The MWI premium structure has three tiers. Determine the countable income as shown in B.1.

·       Compare that countable income to percentages of the FPL to determine the multiplier to use to calculate the premium. Table VII-A. Use the household size used in B.1.

·        It does not matter whether one or both members of a married couple are disabled and working. We still compare the couple's income to the FPL amounts to decide what percent to use in the premium calculation.

·        The multipliers are shown below.

Countable Income Is:

Multiply Income By

More than 100% but not over 110% of FPL

5%

More than 110% but not over 120% of FPL  

10%

Over 120% of FPL

15%

 

3.    Calculate the Premium

To calculate the MWI premium, use only the eligible individual's income. If both members of a married couple are disabled and working, use the couple's combined income and apply the following deductions.

a.  Deduct the unearned and earned income disregards in 431-2 and 431-5 from the individual's income. Allow the earned income exclusion of a minor child found in 405-4. This could reduce the child's countable income to zero, in which case, the child will not owe a premium.

                                    i.    Deduct impairment related work expenses only from the earned income of the working disabled individual.

                                   ii.    For a minor working disabled child, do not include any of the parents' income in this calculation.

b.    Deduct Health Insurance Premiums the individual pays for health insurance covering the individual, the spouse or any dependents of the individual or spouse. The health insurance premiums a individual pays reduces the countable income before we multiply income by the applicable percentage to arrive at the MWI premium. 

                                    i.    Deduct the whole premium amount only in the month payment is due.  Do not pro-rate the deduction over the months the insurance is intended to cover. [NOTE: Carefully enter effective dates into erep to assure premiums are counted in the correct month.]
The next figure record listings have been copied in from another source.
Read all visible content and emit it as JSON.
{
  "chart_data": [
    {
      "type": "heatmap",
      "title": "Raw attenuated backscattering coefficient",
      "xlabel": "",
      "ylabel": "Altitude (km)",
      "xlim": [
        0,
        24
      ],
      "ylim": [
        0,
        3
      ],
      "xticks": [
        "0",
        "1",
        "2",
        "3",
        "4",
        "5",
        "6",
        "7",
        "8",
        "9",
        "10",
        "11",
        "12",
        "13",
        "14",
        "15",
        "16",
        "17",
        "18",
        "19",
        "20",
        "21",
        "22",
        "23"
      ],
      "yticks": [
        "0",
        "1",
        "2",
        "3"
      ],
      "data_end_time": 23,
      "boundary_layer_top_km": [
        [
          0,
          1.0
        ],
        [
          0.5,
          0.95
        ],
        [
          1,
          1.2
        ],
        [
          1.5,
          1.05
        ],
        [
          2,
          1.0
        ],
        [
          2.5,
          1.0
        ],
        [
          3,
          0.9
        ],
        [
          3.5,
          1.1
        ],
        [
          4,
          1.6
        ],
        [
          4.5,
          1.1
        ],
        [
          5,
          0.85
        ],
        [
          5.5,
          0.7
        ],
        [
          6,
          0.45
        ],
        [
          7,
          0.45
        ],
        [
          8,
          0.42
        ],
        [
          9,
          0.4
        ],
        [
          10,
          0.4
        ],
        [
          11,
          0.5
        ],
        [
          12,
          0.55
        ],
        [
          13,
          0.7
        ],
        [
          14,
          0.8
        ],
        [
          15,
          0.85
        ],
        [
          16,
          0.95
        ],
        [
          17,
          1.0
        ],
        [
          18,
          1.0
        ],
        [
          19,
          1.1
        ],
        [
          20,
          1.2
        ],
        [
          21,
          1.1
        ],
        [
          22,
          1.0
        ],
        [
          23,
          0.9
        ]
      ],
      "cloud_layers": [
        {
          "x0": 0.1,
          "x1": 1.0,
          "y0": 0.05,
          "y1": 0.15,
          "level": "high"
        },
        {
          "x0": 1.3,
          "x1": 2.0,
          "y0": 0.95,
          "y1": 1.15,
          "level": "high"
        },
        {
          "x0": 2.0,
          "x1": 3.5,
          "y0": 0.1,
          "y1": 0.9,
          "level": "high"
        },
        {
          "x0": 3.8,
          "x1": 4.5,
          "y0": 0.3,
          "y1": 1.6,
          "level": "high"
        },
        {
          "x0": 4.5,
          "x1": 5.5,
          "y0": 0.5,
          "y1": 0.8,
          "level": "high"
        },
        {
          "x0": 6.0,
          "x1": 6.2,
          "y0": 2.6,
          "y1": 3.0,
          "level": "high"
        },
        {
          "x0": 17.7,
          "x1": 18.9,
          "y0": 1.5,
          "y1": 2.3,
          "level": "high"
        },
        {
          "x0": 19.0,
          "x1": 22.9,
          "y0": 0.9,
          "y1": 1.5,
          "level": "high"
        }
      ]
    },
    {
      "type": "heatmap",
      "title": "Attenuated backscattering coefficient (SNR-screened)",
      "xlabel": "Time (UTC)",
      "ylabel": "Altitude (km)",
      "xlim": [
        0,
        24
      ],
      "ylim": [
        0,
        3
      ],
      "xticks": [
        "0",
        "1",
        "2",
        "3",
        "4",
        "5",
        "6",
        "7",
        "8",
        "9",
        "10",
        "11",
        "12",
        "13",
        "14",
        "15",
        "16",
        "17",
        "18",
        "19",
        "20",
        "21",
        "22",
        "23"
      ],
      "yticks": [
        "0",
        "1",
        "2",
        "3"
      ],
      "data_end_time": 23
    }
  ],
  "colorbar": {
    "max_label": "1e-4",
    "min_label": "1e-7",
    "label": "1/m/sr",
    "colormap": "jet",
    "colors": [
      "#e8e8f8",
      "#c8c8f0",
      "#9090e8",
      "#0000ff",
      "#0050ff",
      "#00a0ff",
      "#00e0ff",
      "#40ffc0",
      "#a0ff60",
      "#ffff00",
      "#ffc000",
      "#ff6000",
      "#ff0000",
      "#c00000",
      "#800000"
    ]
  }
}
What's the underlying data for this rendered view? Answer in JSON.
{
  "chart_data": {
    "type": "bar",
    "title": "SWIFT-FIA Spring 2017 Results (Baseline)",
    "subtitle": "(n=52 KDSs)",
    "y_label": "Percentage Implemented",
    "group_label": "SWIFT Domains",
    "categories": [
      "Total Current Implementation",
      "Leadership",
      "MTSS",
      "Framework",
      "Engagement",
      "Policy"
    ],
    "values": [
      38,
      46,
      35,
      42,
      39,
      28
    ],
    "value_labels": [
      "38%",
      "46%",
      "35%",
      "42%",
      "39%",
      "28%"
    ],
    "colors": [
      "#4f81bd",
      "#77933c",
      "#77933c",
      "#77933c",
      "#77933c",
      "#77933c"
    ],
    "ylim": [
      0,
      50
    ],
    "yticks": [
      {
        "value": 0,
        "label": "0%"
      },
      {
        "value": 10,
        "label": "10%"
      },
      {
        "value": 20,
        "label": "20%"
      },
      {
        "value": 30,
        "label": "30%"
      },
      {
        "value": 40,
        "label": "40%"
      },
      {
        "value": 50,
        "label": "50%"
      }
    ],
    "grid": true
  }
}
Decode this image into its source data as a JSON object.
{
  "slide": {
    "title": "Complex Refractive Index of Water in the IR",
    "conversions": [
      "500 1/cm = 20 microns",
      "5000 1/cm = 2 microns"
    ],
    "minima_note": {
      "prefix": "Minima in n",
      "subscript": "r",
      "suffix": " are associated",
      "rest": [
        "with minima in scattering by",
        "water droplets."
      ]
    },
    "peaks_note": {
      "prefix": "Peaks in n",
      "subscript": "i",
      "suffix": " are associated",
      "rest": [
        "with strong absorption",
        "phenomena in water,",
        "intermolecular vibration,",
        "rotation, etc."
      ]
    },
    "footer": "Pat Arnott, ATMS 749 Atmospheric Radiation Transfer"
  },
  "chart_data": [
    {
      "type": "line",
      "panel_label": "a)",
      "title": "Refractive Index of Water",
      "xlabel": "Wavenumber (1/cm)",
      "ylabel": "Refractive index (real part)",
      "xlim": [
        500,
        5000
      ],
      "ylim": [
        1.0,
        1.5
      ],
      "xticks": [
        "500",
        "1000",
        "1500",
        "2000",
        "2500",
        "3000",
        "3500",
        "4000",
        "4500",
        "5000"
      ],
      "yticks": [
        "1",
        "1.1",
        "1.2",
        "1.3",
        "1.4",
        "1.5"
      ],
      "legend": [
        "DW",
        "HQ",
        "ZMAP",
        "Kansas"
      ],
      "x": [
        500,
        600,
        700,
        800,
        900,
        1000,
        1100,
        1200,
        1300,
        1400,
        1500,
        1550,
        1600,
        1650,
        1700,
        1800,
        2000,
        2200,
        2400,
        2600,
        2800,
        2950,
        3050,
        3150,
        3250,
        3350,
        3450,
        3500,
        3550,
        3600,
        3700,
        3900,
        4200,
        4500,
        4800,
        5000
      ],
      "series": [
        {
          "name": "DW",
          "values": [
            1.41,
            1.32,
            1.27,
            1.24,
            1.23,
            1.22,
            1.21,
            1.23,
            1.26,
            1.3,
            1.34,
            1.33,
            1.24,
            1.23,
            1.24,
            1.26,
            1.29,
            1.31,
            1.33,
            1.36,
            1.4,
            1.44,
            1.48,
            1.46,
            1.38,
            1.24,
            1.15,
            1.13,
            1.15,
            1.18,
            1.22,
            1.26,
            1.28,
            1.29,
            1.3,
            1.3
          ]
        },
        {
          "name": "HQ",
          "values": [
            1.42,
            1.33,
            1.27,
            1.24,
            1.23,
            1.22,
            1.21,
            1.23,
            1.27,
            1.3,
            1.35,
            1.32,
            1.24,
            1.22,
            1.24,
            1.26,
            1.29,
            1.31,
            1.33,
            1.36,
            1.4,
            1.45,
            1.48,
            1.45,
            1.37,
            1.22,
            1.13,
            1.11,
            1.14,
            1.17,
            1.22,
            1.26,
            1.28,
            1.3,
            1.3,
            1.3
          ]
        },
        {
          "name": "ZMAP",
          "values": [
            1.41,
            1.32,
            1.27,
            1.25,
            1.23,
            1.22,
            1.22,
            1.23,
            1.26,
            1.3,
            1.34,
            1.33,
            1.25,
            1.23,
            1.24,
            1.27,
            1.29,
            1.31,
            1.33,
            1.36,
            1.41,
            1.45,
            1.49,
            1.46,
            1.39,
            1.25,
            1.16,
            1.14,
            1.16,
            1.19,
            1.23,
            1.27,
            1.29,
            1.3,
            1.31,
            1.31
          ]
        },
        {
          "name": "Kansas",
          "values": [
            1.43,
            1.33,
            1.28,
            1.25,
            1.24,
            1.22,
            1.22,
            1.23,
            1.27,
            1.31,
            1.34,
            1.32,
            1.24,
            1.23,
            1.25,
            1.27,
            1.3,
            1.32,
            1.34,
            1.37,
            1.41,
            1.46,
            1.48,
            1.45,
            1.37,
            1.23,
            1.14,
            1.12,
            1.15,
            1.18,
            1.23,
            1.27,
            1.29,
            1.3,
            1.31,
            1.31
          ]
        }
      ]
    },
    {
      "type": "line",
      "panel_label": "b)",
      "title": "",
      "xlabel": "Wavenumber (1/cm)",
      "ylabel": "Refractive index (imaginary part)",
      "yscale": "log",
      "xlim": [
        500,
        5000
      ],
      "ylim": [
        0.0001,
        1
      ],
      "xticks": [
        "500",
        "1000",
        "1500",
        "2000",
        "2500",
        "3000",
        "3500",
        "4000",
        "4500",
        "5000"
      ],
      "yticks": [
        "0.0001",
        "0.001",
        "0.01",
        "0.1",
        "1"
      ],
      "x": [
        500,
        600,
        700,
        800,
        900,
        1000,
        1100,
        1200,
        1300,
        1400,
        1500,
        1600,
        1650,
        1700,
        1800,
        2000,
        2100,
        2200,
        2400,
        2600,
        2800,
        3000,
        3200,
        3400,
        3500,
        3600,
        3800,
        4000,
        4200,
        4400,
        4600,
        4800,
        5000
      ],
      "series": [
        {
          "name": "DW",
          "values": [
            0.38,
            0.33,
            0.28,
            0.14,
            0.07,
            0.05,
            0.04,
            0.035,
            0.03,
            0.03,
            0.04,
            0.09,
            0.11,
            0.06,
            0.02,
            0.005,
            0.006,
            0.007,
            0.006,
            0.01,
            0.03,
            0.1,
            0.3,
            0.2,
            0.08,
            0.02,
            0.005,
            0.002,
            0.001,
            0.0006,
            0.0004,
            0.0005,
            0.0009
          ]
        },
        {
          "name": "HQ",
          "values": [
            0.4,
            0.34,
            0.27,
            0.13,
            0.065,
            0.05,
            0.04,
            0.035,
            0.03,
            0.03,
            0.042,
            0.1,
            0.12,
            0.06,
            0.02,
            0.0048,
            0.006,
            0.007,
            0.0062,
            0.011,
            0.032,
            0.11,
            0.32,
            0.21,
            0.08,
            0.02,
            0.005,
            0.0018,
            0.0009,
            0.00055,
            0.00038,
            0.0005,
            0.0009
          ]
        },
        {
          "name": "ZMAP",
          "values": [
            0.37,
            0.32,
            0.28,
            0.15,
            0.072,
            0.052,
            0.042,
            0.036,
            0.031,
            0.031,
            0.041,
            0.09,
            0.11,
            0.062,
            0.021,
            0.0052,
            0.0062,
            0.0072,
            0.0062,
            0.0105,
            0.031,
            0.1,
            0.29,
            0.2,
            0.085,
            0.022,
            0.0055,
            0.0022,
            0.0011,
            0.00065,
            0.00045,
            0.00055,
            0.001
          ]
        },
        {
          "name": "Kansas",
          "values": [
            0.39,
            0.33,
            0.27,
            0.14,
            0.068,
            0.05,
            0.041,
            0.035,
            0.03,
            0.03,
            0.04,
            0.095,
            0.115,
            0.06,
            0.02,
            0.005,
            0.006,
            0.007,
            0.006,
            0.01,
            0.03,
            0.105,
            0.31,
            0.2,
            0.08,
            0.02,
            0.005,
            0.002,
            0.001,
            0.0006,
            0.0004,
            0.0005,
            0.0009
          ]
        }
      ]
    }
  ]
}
                                   ii.    Only deduct health insurance premiums paid in retroactive months in the month it is due if you are approving MWI for such months. Do not count them in any other MWI month.

                                  iii.    Do not deduct Medicare Part B premiums. Review the individual's eligibility for Medicare Cost Sharing programs for retroactive and ongoing months.

                                 iv.    Deduct a Part D premium the individual pays in the month it is due. Do not deduct Part D premiums paid in retroactive months in any month except the month it is due. [NOTE: The individual's Part D premium may go down after Medicaid eligibility is approved. Continue to deduct the actual Part D premiums the individual pays.]

                                  v.    Treatment of health insurance premiums paid in retroactive months is different from what is allowed for medically needy programs. The MWI program does not allow amounts paid to be carried forward to any other month.

c.     Multiply the individual's income remaining after allowing the above deductions by the applicable percentage as determined in Subsection B. above. [NOTE: Remember in this calculation, you are not including deemed income from an ineligible spouse or ineligible parents.] 

d.    The individual must pay this premium amount to receive Medicaid coverage.

 

[NOTE: We do not use health insurance premiums or medical bills to meet the MWI premium.]